The company isn’t saying when it will kick the new operation back into life, only that it is “ready to recommence operations as soon as the US dollar nickel price returns to more sustainable levels”.
Panoramic quoted an RBC report last month on the nickel market forecasting an average nickel price of $US5/lb in 2017, $6.00/lb in 2018, $7.00/lb in 2019, and $10.00/lb in 2020 – and a long-term price of $8.00/lb.
Panoramic said that an assumed US/Australian dollar exchange rate of 0.736, the nickel price required to achieve cash break-even is $4.40/lb, and for NPV break-even is $4.50/lb.

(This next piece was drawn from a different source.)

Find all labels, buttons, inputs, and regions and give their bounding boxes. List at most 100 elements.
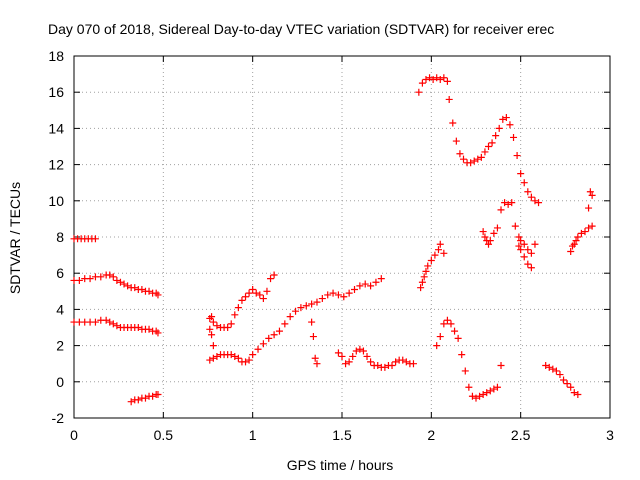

“An AISC margin of 20% is achieved at $5.50/lb,” Panoramic said.
The current nickel price is circa $4.60/lb, though supply uncertainty out of Indonesia and Philippines has been further clouding an already unclear market picture.
Savannah’s cash costs are put at $2/lb, while its operation costs are estimated at $3.30/lb and AISC $4.40/lb.
In broader terms, the Savannah project could consume a total of $A234 million in costs and capital over a 10-year life while generating nearly $1.5 billion in revenue.
Earnings (on an EBIDTA basis) are put at about $50 million per annum.
Panoramic currently has about $15 million cash.
Shares in Panoramic were up nearly 4% to 28c in late trade, capitalising the company at $120 million.